My debt stopped being a distant, floating number the moment I got a full-time job. My first check went to pay off a dental bill. After that, I ironed out living expenses with my then-boyfriend. We decided to split rent and living expenses proportionally by income: I paid 45 percent of the share to his 55.

I put $1,000 toward my debt every month. And since I’m a natural saver, I’d have a couple extra thousand few bucks each month and put that toward my debt, too.

Then I broke up with my now-ex-boyfriend. I still had $10,000 in debt at this point, and I was originally planning to wait until I was debt-free to break up with him. (Rent’s expensive in San Francisco.) But it got to the point where I couldn’t wait anymore. I felt like a jerk using him to pay half my rent and I wasn’t willing to work on the relationship anymore

Luckily, a family friend took me in and let me live for free. For the next few months, all my income went toward debt, and by July 2015, I was debt-free.

I’ve since gotten a raise to to $72,000 per year, saved an emergency fund of $15,000, put $10,000 in my 401k and have a few thousand dollars in cash that I’m looking to invest in index funds.

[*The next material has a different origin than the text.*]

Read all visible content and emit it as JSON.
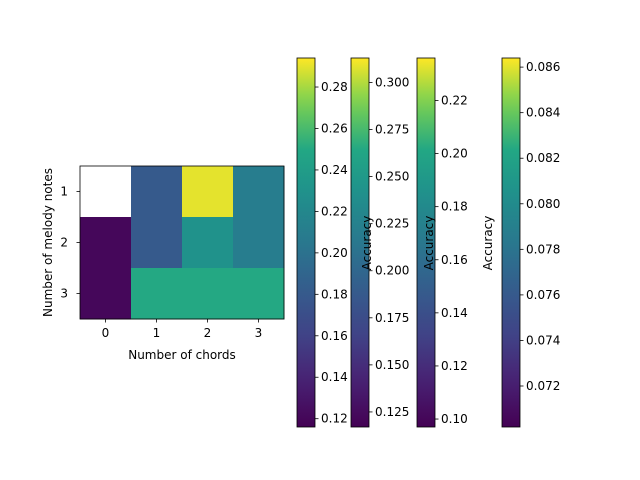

There was a time where I dreamed of working for Pixar. But the people who work at Pixar animate all day and go home and animate some more for fun, and I’m not sure I ever had that undying passion for art. I was just really good at it my entire life and that’s what people always told me I was born to do. So I did it.

Giving up on my dream probably isn’t the right way to put it. It’s more that I realized that financial stability was more important to me than art. I wasn’t happy not knowing where my next paycheck would come from — I didn’t like the uncertainty.

*Kate requested that we use a pseudonym to protect her privacy.